The govt has also approved the purchase of 150 artillery guns & 24 multi-role helicopters for the navy.
New Delhi: India opened up a market for naval helicopters Saturday and announced a new policy that will involve manufacturing them with a private sector partner.
The Defence Acquisitions Council (DAC) chaired by defence minister Nirmala Sitharaman gave the go ahead to buy 111 helicopters for the Indian Navy. It also pushed the button on a “strategic partnership” model.
The model envisages that a foreign firm will tie up with an Indian company to manufacture the helicopters.
Helicopters are a desperate need for the Indian Navy. During flood relief and rescue operations in Kerala, there was a demand for the machines that the armed forces could barely afford to service.
The 111 helicopters would cost more than Rs 21,000 crore, the DAC has estimated.
The new helicopters would replace the Chetaks that the navy has been using since the 1970s. All new Indian warships have decks and hangars to house at least two helicopters each. But they mostly sail without the flying machines because there aren’t enough.
Among the competitors for the Indian navy helicopter order are Bell of the US, the Eurocopter made by a consortium of European companies, and Kamov of Russia. The DAC approval means that the government may now issue a global tender, inviting bids. There could me more competitors.
The process would take about three years before the first new helicopter lands.
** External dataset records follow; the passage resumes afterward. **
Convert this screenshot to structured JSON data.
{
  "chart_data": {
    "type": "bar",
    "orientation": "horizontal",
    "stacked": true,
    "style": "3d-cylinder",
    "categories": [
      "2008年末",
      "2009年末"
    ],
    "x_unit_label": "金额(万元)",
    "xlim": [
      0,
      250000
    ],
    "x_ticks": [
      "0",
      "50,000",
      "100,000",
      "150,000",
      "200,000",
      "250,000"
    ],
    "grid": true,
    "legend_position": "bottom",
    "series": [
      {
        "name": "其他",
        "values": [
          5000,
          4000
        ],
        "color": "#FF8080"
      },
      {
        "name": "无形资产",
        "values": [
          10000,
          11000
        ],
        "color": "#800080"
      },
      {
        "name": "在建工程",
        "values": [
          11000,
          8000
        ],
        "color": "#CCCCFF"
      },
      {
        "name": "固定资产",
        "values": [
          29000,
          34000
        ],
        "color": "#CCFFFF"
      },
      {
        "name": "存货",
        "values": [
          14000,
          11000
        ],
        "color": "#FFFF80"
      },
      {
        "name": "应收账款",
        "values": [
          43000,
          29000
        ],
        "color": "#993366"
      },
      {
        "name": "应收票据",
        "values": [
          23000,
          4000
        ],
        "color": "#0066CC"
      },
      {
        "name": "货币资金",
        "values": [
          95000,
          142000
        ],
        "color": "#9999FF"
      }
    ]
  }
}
The council also approved the purchase of 150 artillery guns. These guns have been made by the Defence Research and Development Organisation (DRDO). This would be the second purchase of artillery guns by India since it contracted the M777 Ultra-Light Howitzers from BAe Land Systems.
It also means that India is breaking its Bofors jinx. For nearly 30 years, the Indian Army has not been able to buy an artillery gun because of the stain that the Swedish company had thrown on India’s political class since Rajiv Gandhi was Prime Minister.,
Saturday’s DAC meeting also approved the purchase of 24 Multi-role helicopters (MRH) for the navy. These may be the Sikorsky S-90. Sikorsky is now part of the Lockheed Martin group.
The MRH is a different class of helicopters. The naval utility helicopters are light weight and are to be used mostly for ferrying. The MRH would be capable of both defensive and offensive operations, particularly anti-submarine warfare.
The Indian Navy has marked the requirement of MRHs because of Chinese submarine activity in waters around the country. In befuddling deployments, China sends submarines for “anti-piracy patrols” off the east coast of Africa.